Actress, Ashley Judd, was asked to meet Weinstein in his room for what she thought was a breakfast meeting. However, the actress was greeted by Weinstein in a bathrobe, and was asked to perform various suggestive actions. This story is not isolated to Judd's experience, and is scarily similar to those of his other victims. There has been a “pattern of professional meetings that were little more than thin pretexts for sexual advances on young actresses and models”. It has now become clear that over the years, Weinstein has used legal threats, settlements, and payoffs to keep his victims and those in the know silent.
A number of former employees have come forward stating that Weinstein advanced upon them. These women were threatened and told that their career would benefit from their agreement. Weinstein used his position of power within the industry to intimidate young, female actresses, or to pressure them into unwanted acts. Gwyneth Paltrow, Angelina Jolie, Melissa Sagemiller, Cara Delevingne and Kate Beckinsale are amongst the terrifyingly long list of victims. Jolie has since spoken with The New York Times about her ordeal, stating that “this behaviour towards women in any field, in any country is unacceptable”.

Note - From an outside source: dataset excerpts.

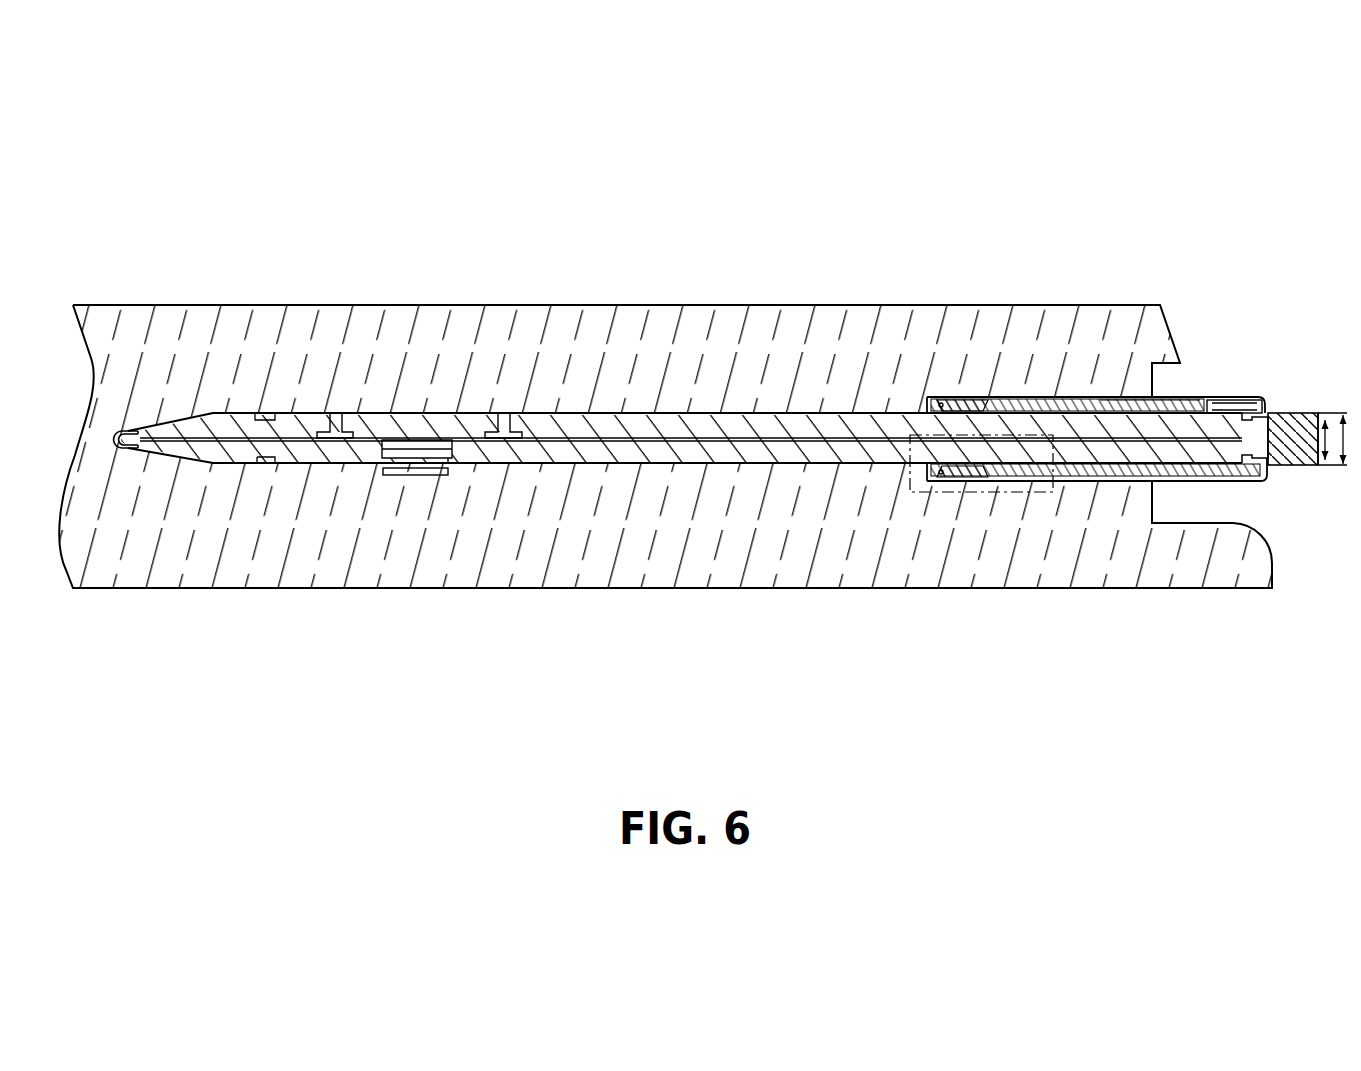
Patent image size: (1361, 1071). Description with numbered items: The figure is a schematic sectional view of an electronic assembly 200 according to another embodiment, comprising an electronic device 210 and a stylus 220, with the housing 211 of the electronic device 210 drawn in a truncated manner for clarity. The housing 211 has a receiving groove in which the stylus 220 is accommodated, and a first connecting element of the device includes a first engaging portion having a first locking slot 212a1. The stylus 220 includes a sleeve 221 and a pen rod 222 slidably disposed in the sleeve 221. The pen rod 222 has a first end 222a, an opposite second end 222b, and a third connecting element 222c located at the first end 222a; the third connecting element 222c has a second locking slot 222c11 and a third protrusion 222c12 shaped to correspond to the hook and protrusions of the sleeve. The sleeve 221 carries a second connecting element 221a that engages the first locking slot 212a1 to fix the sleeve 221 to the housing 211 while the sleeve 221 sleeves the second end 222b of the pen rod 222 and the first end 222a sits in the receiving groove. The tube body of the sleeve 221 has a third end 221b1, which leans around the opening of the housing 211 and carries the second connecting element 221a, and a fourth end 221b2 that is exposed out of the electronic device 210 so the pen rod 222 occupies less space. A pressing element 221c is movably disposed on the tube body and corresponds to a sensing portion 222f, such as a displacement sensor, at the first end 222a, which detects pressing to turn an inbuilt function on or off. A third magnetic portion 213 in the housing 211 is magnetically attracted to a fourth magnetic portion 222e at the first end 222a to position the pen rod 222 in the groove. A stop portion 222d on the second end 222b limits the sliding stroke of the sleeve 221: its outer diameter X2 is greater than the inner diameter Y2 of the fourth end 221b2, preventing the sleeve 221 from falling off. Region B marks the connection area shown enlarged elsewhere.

The electronic device 210 is at (105, 265).
The housing 211 is at (200, 323).
The pen rod 222 is at (685, 510).
The first end 222a is at (602, 451).
The second end 222b is at (1097, 452).
The third connecting element 222c is at (221, 601).
The second locking slot 222c11 is at (260, 462).
The third protrusion 222c12 is at (320, 464).
The stop portion 222d is at (1287, 467).
The fourth magnetic portion 222e is at (395, 452).
The sensing portion 222f is at (497, 414).
The third magnetic portion 213 is at (418, 472).
The first locking slot 212a1 is at (937, 481).
The sleeve 221 is at (1092, 451).
The second connecting element 221a is at (948, 483).
The third end 221b1 is at (967, 398).
The fourth end 221b2 is at (1238, 398).
The pressing element 221c is at (1167, 398).
The stylus 220 is at (1302, 504).
The electronic assembly 200 is at (1342, 741).
The region B is at (1047, 433).
The inner diameter Y2 is at (1325, 418).
The outer diameter X2 is at (1343, 413).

Cara Delevingne recently took to Instagram to share her traumatic experience:
The Weinstein Company has since terminated Harvey’s employment effective immediately. The Academy of Motion Picture Arts and Sciences’ have also expelled him from the Academy. The statement from the entertainment industry is clear. They want “to send a message that the era of wilful ignorance and shameful complicity in sexually predatory behaviour and workplace harassment in our industry is over”. Weinstein’s actions had been ignored and excused by those working closely with him for decades. The victims were not quiet; they told those around them, but nothing was done. While Hollywood must be commended for their swift removal of Weinstein following the explosive reaction; much of the culture of willful blindness is yet to be addressed.
This has left many wondering what The Academy will do now about some of their other controversial members, such as Mel Gibson and Roman Polanski. The fact that Casey Affleck, who has settled two sexual harassment allegations, will be presenting Best Actress at next year’s Oscars, is causing many to question whether Weinstein is just the tip of a Titanic sized iceberg. One which is seen by those in the industry, but ignored.
Abuse of power is a reoccurring theme in the entertainment and fashion world, as recognised by the women inside it. Meryl Streep has come forward stating that “the behaviour is inexcusable, but the absue of power familiar. Each brave voice that is raised, heard and credited by out watchdog media will ultimately change the game".
The ordeal has been a shock to the entertainment industry with an outpour of support coming in from all areas. Lena Dunham, Emma Watson, Olivia Wilde, Glenn Close, Mark Ruffalo, George Clooney, Jennifer Lawrence, and Kate Winslet are among those who have spoken up in disgust over the culture of silence, and offered their support to those affected. Ryan Gosling recently spoke about the ordeal, sharing: “like most people in Hollywood, I have worked with him and I’m deeply disappointed in myself for being so oblivious to these devastating experiences of sexual harassment and abuse. He is emblematic of a systemic problem."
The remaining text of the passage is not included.